The first day there was a baby backlash. I started the day off with a 6 ounce cup of milk along with their breakfast. When they finished this cup, they were offered another cup of milk to drink. At lunchtime, they were given water. When I gave them their cups, they both immediately began drinking. As soon as they took a couple gulps, they realized what it was and sat it down. Peanut tried to hand the cup back to me giving me a look like, "I think you gave me the wrong cup, mom. Try again." Jelly Bean just got really ticked and tried to hand me the cup. When I refused to take either and walked away, sippy cups hit the floor. There were howls of disapproval and cries of frustration. I calmly got their food and laid it down before them. Some food was brushed away as they protested, but again, I calmly got my plate for lunch and my water and sat down at the table with them to eat.
At some point when they realized that twinmama wasn't going to give in, they both started picking at their lunch. After a moment or two, I calmly got up and picked up their sippy cups and placed them back on their trays. They both ate their lunches and had some water. I couldn't believe it. Peanut was always a good eater until lately, but Jelly Bean is horrible about eating and for her to eat her entire meal was proof that their milk drinking habits were getting in the way of them having other important food.
After lunch, they typically play and then settle in for an afternoon nap. After their nap, I allowed them their third cup of milk along with a little snack. They chugged their milk down. Once they finished, they both handed me their cup and said, "More?" while doing the sign language for the word, too. Instead, I got them some water. Again, there was a revolt. Water cups hit the floor and babies flopped on the floor next to the cups sobbing. You would have thought that I was starving these children.

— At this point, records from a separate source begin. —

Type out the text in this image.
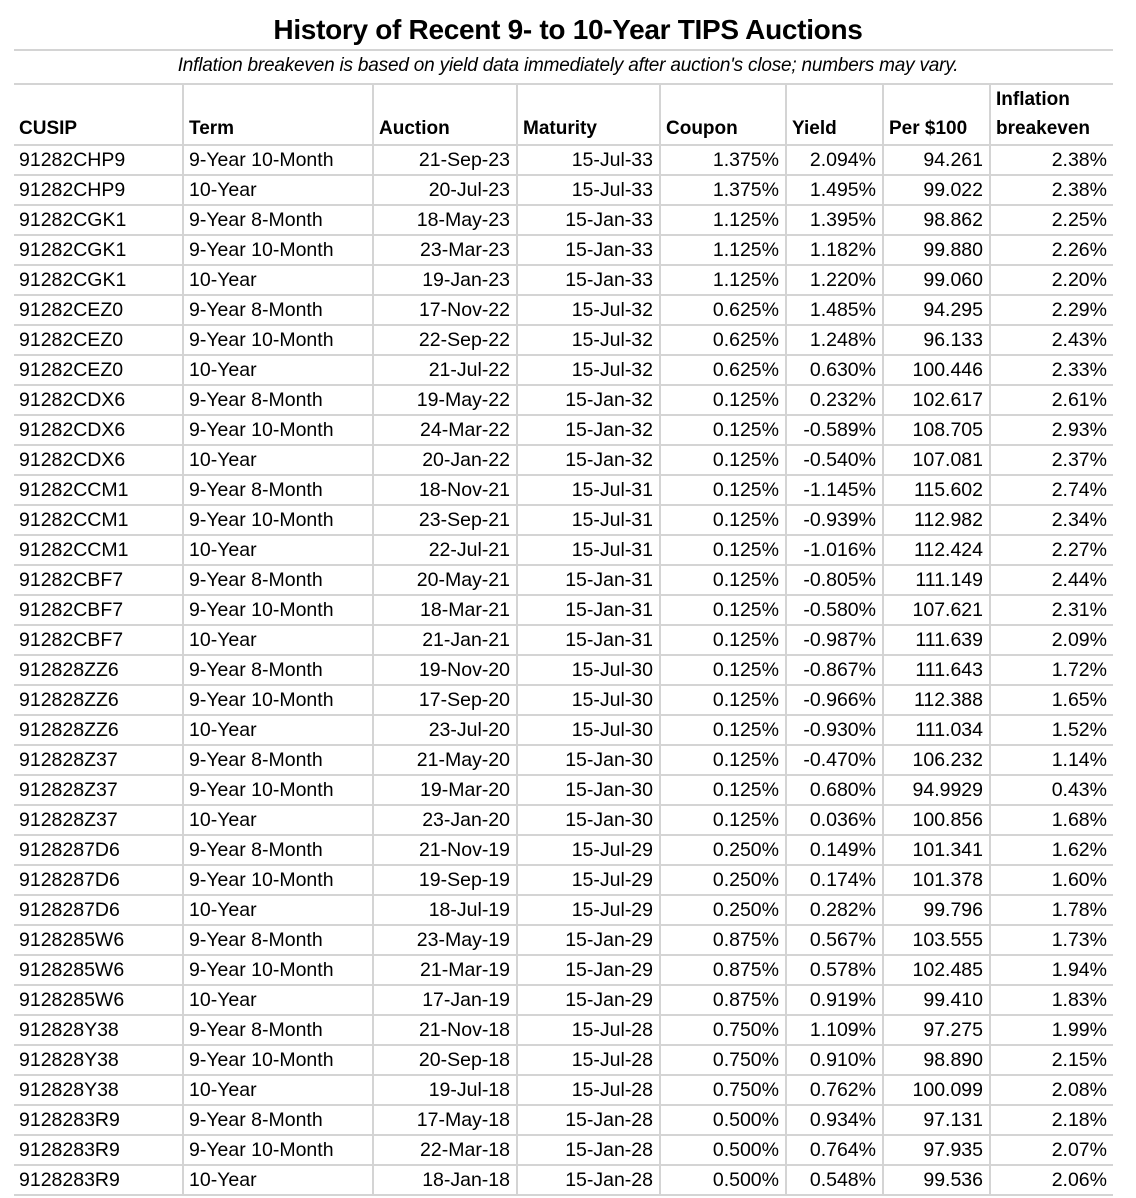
History of Recent 9- to 10-Year TIPS Auctions
Inflation breakeven is based on yield data immediately after auction's close; numbers may vary.
CUSIP	Term	Auction	Maturity	Coupon	Yield	Per $100	Inflation
breakeven
91282CHP9	9-Year 10-Month	21-Sep-23	15-Jul-33	1.375%	2.094%	94.261	2.38%
91282CHP9	10-Year	20-Jul-23	15-Jul-33	1.375%	1.495%	99.022	2.38%
91282CGK1	9-Year 8-Month	18-May-23	15-Jan-33	1.125%	1.395%	98.862	2.25%
91282CGK1	9-Year 10-Month	23-Mar-23	15-Jan-33	1.125%	1.182%	99.880	2.26%
91282CGK1	10-Year	19-Jan-23	15-Jan-33	1.125%	1.220%	99.060	2.20%
91282CEZ0	9-Year 8-Month	17-Nov-22	15-Jul-32	0.625%	1.485%	94.295	2.29%
91282CEZ0	9-Year 10-Month	22-Sep-22	15-Jul-32	0.625%	1.248%	96.133	2.43%
91282CEZ0	10-Year	21-Jul-22	15-Jul-32	0.625%	0.630%	100.446	2.33%
91282CDX6	9-Year 8-Month	19-May-22	15-Jan-32	0.125%	0.232%	102.617	2.61%
91282CDX6	9-Year 10-Month	24-Mar-22	15-Jan-32	0.125%	-0.589%	108.705	2.93%
91282CDX6	10-Year	20-Jan-22	15-Jan-32	0.125%	-0.540%	107.081	2.37%
91282CCM1	9-Year 8-Month	18-Nov-21	15-Jul-31	0.125%	-1.145%	115.602	2.74%
91282CCM1	9-Year 10-Month	23-Sep-21	15-Jul-31	0.125%	-0.939%	112.982	2.34%
91282CCM1	10-Year	22-Jul-21	15-Jul-31	0.125%	-1.016%	112.424	2.27%
91282CBF7	9-Year 8-Month	20-May-21	15-Jan-31	0.125%	-0.805%	111.149	2.44%
91282CBF7	9-Year 10-Month	18-Mar-21	15-Jan-31	0.125%	-0.580%	107.621	2.31%
91282CBF7	10-Year	21-Jan-21	15-Jan-31	0.125%	-0.987%	111.639	2.09%
912828ZZ6	9-Year 8-Month	19-Nov-20	15-Jul-30	0.125%	-0.867%	111.643	1.72%
912828ZZ6	9-Year 10-Month	17-Sep-20	15-Jul-30	0.125%	-0.966%	112.388	1.65%
912828ZZ6	10-Year	23-Jul-20	15-Jul-30	0.125%	-0.930%	111.034	1.52%
912828Z37	9-Year 8-Month	21-May-20	15-Jan-30	0.125%	-0.470%	106.232	1.14%
912828Z37	9-Year 10-Month	19-Mar-20	15-Jan-30	0.125%	0.680%	94.9929	0.43%
912828Z37	10-Year	23-Jan-20	15-Jan-30	0.125%	0.036%	100.856	1.68%
9128287D6	9-Year 8-Month	21-Nov-19	15-Jul-29	0.250%	0.149%	101.341	1.62%
9128287D6	9-Year 10-Month	19-Sep-19	15-Jul-29	0.250%	0.174%	101.378	1.60%
9128287D6	10-Year	18-Jul-19	15-Jul-29	0.250%	0.282%	99.796	1.78%
9128285W6	9-Year 8-Month	23-May-19	15-Jan-29	0.875%	0.567%	103.555	1.73%
9128285W6	9-Year 10-Month	21-Mar-19	15-Jan-29	0.875%	0.578%	102.485	1.94%
9128285W6	10-Year	17-Jan-19	15-Jan-29	0.875%	0.919%	99.410	1.83%
912828Y38	9-Year 8-Month	21-Nov-18	15-Jul-28	0.750%	1.109%	97.275	1.99%
912828Y38	9-Year 10-Month	20-Sep-18	15-Jul-28	0.750%	0.910%	98.890	2.15%
912828Y38	10-Year	19-Jul-18	15-Jul-28	0.750%	0.762%	100.099	2.08%
9128283R9	9-Year 8-Month	17-May-18	15-Jan-28	0.500%	0.934%	97.131	2.18%
9128283R9	9-Year 10-Month	22-Mar-18	15-Jan-28	0.500%	0.764%	97.935	2.07%
9128283R9	10-Year	18-Jan-18	15-Jan-28	0.500%	0.548%	99.536	2.06%
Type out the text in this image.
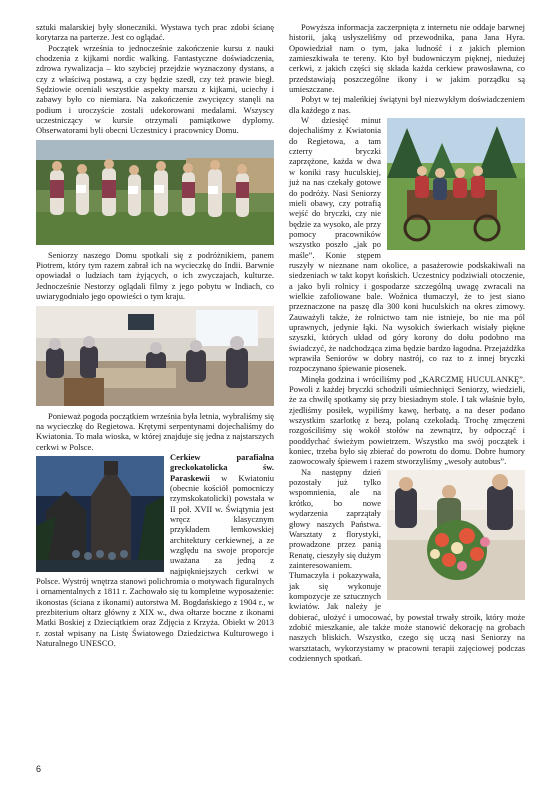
sztuki malarskiej były słoneczniki. Wystawa tych prac zdobi ścianę korytarza na parterze. Jest co oglądać.

Początek września to jednocześnie zakończenie kursu z nauki chodzenia z kijkami nordic walking. Fantastyczne doświadczenia, zdrowa rywalizacja – kto szybciej przejdzie wyznaczony dystans, a czy z właściwą postawą, a czy będzie szedł, czy też prawie biegł. Sędziowie oceniali wszystkie aspekty marszu z kijkami, uciechy i zabawy było co niemiara. Na zakończenie zwycięzcy stanęli na podium i uroczyście zostali udekorowani medalami. Wszyscy uczestniczący w kursie otrzymali pamiątkowe dyplomy. Obserwatorami byli obecni Uczestnicy i pracownicy Domu.

Seniorzy naszego Domu spotkali się z podróżnikiem, panem Piotrem, który tym razem zabrał ich na wycieczkę do Indii. Barwnie opowiadał o ludziach tam żyjących, o ich zwyczajach, kulturze. Jednocześnie Nestorzy oglądali filmy z jego pobytu w Indiach, co uwiarygodniało jego opowieści o tym kraju.

Ponieważ pogoda początkiem września była letnia, wybraliśmy się na wycieczkę do Regietowa. Krętymi serpentynami dojechaliśmy do Kwiatonia. To mała wioska, w której znajduje się jedna z najstarszych cerkwi w Polsce.

Cerkiew parafialna greckokatolicka św. Paraskewii w Kwiatoniu (obecnie kościół pomocniczy rzymskokatolicki) powstała w II poł. XVII w. Świątynia jest wręcz klasycznym przykładem łemkowskiej architektury cerkiewnej, a ze względu na swoje proporcje uważana za jedną z najpiękniejszych cerkwi w Polsce. Wystrój wnętrza stanowi polichromia o motywach figuralnych i ornamentalnych z 1811 r. Zachowało się tu kompletne wyposażenie: ikonostas (ściana z ikonami) autorstwa M. Bogdańskiego z 1904 r., w prezbiterium ołtarz główny z XIX w., dwa ołtarze boczne z ikonami Matki Boskiej z Dzieciątkiem oraz Zdjęcia z Krzyża. Obiekt w 2013 r. został wpisany na Listę Światowego Dziedzictwa Kulturowego i Naturalnego UNESCO.

Powyższa informacja zaczerpnięta z internetu nie oddaje barwnej historii, jaką usłyszeliśmy od przewodnika, pana Jana Hyra. Opowiedział nam o tym, jaka ludność i z jakich plemion zamieszkiwała te tereny. Kto był budowniczym pięknej, niedużej cerkwi, z jakich części się składa każda cerkiew prawosławna, co przedstawiają poszczególne ikony i w jakim porządku są umieszczane.

Pobyt w tej maleńkiej świątyni był niezwykłym doświadczeniem dla każdego z nas.

W dziesięć minut dojechaliśmy z Kwiatonia do Regietowa, a tam czterry bryczki zaprzężone, każda w dwa w koniki rasy huculskiej, już na nas czekały gotowe do podróży. Nasi Seniorzy mieli obawy, czy potrafią wejść do bryczki, czy nie będzie za wysoko, ale przy pomocy pracowników wszystko poszło „jak po maśle”. Konie stępem ruszyły w nieznane nam okolice, a pasażerowie podskakiwali na siedzeniach w takt kopyt końskich. Uczestnicy podziwiali otoczenie, a jako byli rolnicy i gospodarze szczególną uwagę zwracali na wielkie zafoliowane bale. Woźnica tłumaczył, że to jest siano przeznaczone na paszę dla 300 koni huculskich na okres zimowy. Zauważyli także, że rolnictwo tam nie istnieje, bo nie ma pól uprawnych, jedynie łąki. Na wysokich świerkach wisiały piękne szyszki, których układ od góry korony do dołu podobno ma świadczyć, że nadchodząca zima będzie bardzo łagodna. Przejażdżka wprawiła Seniorów w dobry nastrój, co raz to z innej bryczki rozpoczynano śpiewanie piosenek.

Minęła godzina i wróciliśmy pod „KARCZMĘ HUCULANKĘ”. Powoli z każdej bryczki schodzili uśmiechnięci Seniorzy, wiedzieli, że za chwilę spotkamy się przy biesiadnym stole. I tak właśnie było, zjedliśmy posiłek, wypiliśmy kawę, herbatę, a na deser podano wszystkim szarlotkę z bezą, polaną czekoladą. Trochę zmęczeni rozgościliśmy się wokół stołów na zewnątrz, by odpocząć i pooddychać świeżym powietrzem. Wszystko ma swój początek i koniec, trzeba było się zbierać do powrotu do domu. Dobre humory zaowocowały śpiewem i razem stworzyliśmy „wesoły autobus”.

Na następny dzień pozostały już tylko wspomnienia, ale na krótko, bo nowe wydarzenia zaprzątały głowy naszych Państwa. Warsztaty z florystyki, prowadzone przez panią Renatę, cieszyły się dużym zainteresowaniem. Tłumaczyła i pokazywała, jak się wykonuje kompozycje ze sztucznych kwiatów. Jak należy je dobierać, ułożyć i umocować, by powstał trwały stroik, który może zdobić mieszkanie, ale także może stanowić dekorację na grobach naszych bliskich. Wszystko, czego się uczą nasi Seniorzy na warsztatach, wykorzystamy w pracowni terapii zajęciowej podczas codziennych spotkań.

6
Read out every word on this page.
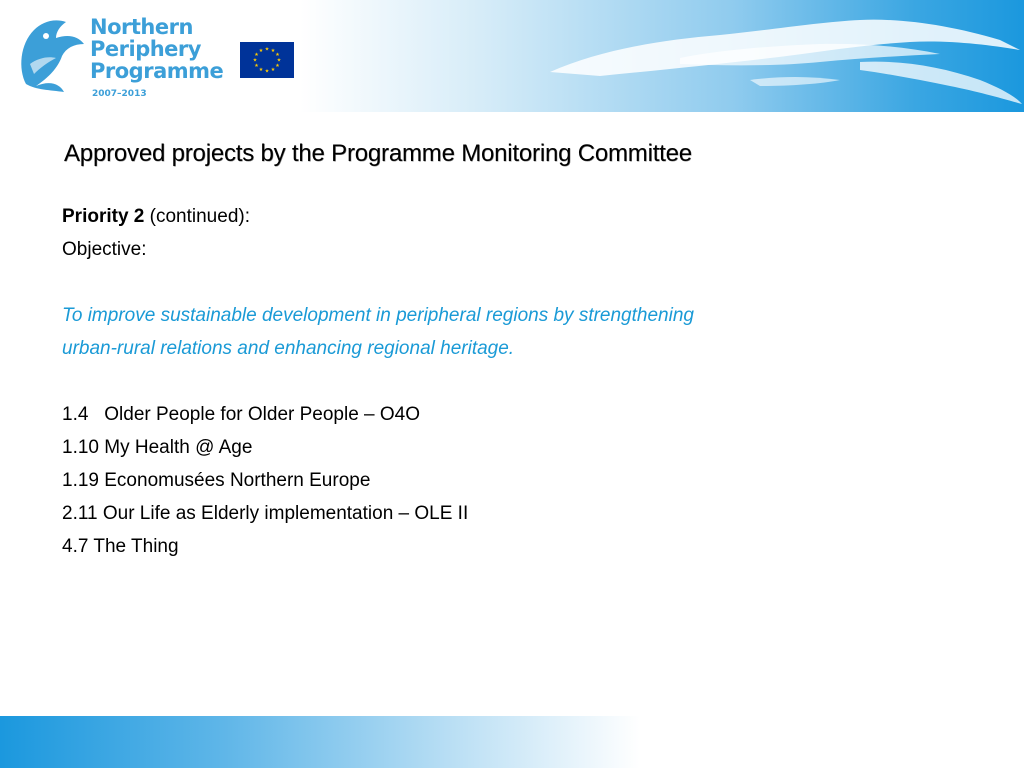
Northern
Periphery
Programme
2007–2013
★ ★
★
★
★
★
★
★
★
★
★
★
Approved projects by the Programme Monitoring Committee

Priority 2 (continued):

Objective:

To improve sustainable development in peripheral regions by strengthening

urban-rural relations and enhancing regional heritage.

1.4   Older People for Older People – O4O

1.10 My Health @ Age

1.19 Economusées Northern Europe

2.11 Our Life as Elderly implementation – OLE II

4.7 The Thing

A little while later it was dinner time and we got to experience the lunch stand off all over again. Again, they threw fits over the tasteless liquid that was presented to them, but both girls did decent jobs eating their meals. After dinner, they can have a sippy cup of milk as long as it isn't too late. I stop giving them liquids an hour before bedtime to avoid leaky diapers.
It has been almost a week since I began their "treatment" program and both girls are eating better at meal time. They are getting a healthful and fulfilling amount of whole milk to supplement their diet, but it is not their entire diet. I blame myself for allowing the girls to have too much milk. It was just too easy when one of them would cry. I knew that a sippy cup of milk would calm a crabby baby and I used that method way more than necessary.
I have been thinking a lot about this and I am glad that I am changing this habit. Knowing myself, this is something that I need to do, too. I have often used food as a crutch for a bad day or a sad moment. Sweets are my weakness, but they are also my nemesis because I know they are not healthy for me. I turn to them when I can't seem to cope with something. I have made whole milk into the girls' crutch when they are sad and can't communicate to me what they need.
This has to stop. For all of us.
So, last week, I set out to make my girls' diets healthier. This next week, I need to do the same for me. Time to drop the crutch and find healthful ways to deal with the blues. I want my girls to be healthy and make good decisions so they live enjoyable, long lives.
And it would be good if I do the same so I can see it all happen.